College of Medicine, University of Florida, Gainesville, FL, USA.
Department of Orthopaedic Surgery and Sports Medicine, University of Florida, Gainesville, FL, USA.
J Shoulder Elbow Surg. 2022 Nov;31(11):e545-e561. doi: 10.1016/j.jse.2022.06.026. Epub 2022 Aug 10.
Thoracic outlet syndrome (TOS) is a rare condition (1-3 per 100,000) caused by neurovascular compression at the thoracic outlet and presents with arm pain and swelling, arm fatigue, paresthesias, weakness, and discoloration of the hand. TOS can be classified as neurogenic, arterial, or venous based on the compressed structure(s). Patients develop TOS secondary to congenital abnormalities such as cervical ribs or fibrous bands originating from a cervical rib leading to an objectively verifiable form of TOS. However, the diagnosis of TOS is often made in the presence of symptoms with physical examination findings (disputed TOS). TOS is not a diagnosis of exclusion, and there should be evidence for a physical anomaly that can be corrected. In patients with an identifiable narrowing of the thoracic outlet and/or symptoms with a high probability of thoracic outlet neurovascular compression, diagnosis of TOS can be established through history, a physical examination maneuvers, and imaging. Neck trauma or repeated work stress can cause scalene muscle scaring or dislodging of a congenital cervical rib that can compress the brachial plexus. Nonsurgical treatment includes anti-inflammatory medication, weight loss, physical therapy/strengthening exercises, and botulinum toxin injections. The most common surgical treatments include brachial plexus decompression, neurolysis, and scalenotomy with or without first rib resection. Patients undergoing surgical treatment for TOS should be seen postoperatively to begin passive/assisted mobilization of the shoulder. By 8 weeks postoperatively, patients can begin resistance strength training. Surgical treatment complications include injury to the subclavian vessels potentially leading to exsanguination and death, brachial plexus injury, hemothorax, and pneumothorax.
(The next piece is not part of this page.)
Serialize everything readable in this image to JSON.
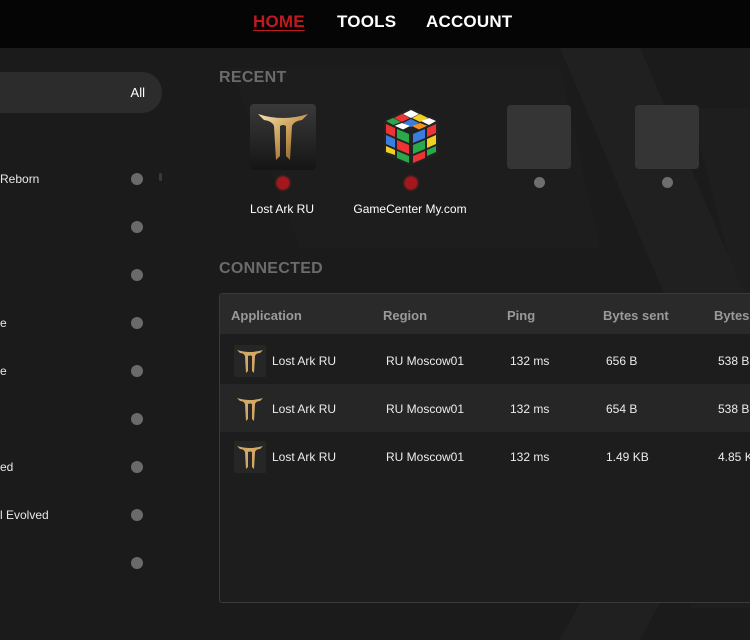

In this review, we outline the diagnostic tests and treatment options for TOS to better guide clinicians in recognizing and treating vascular TOS and objectively verifiable forms of neurogenic TOS.
胸廓出口综合征(TOS)是一种罕见的疾病(每 10 万人中有 1-3 例),由胸廓出口处的神经血管受压引起,表现为手臂疼痛和肿胀、手臂疲劳、感觉异常、无力和手部变色。TOS 可根据受压结构的不同分为神经源性、动脉性或静脉性。患者因先天性异常(如颈肋或起源于颈肋的纤维带)导致可客观证实的 TOS 而继发 TOS,这些异常会导致神经血管受压。然而,TOS 的诊断通常是在存在症状和体格检查发现的情况下做出的(有争议的 TOS)。TOS 不是排除性诊断,应该有可以纠正的物理异常的证据。在存在胸廓出口狭窄和/或胸廓出口神经血管受压高度可能的症状的患者中,通过病史、体格检查操作和影像学可以确立 TOS 的诊断。颈部创伤或反复工作压力可导致斜角肌疤痕形成或先天性颈肋移位,从而压迫臂丛神经。非手术治疗包括抗炎药物、减肥、物理治疗/强化锻炼和肉毒毒素注射。最常见的手术治疗包括臂丛神经减压、神经松解和斜角肌切开术,伴或不伴第一肋骨切除术。接受 TOS 手术治疗的患者应在术后就诊,开始被动/辅助肩部活动。术后 8 周,患者可开始进行阻力力量训练。手术治疗并发症包括锁骨下血管损伤,可能导致出血和死亡、臂丛神经损伤、血胸和气胸。在这篇综述中,我们概述了 TOS 的诊断测试和治疗选择,以更好地指导临床医生识别和治疗血管性 TOS 和可客观证实的神经源性 TOS。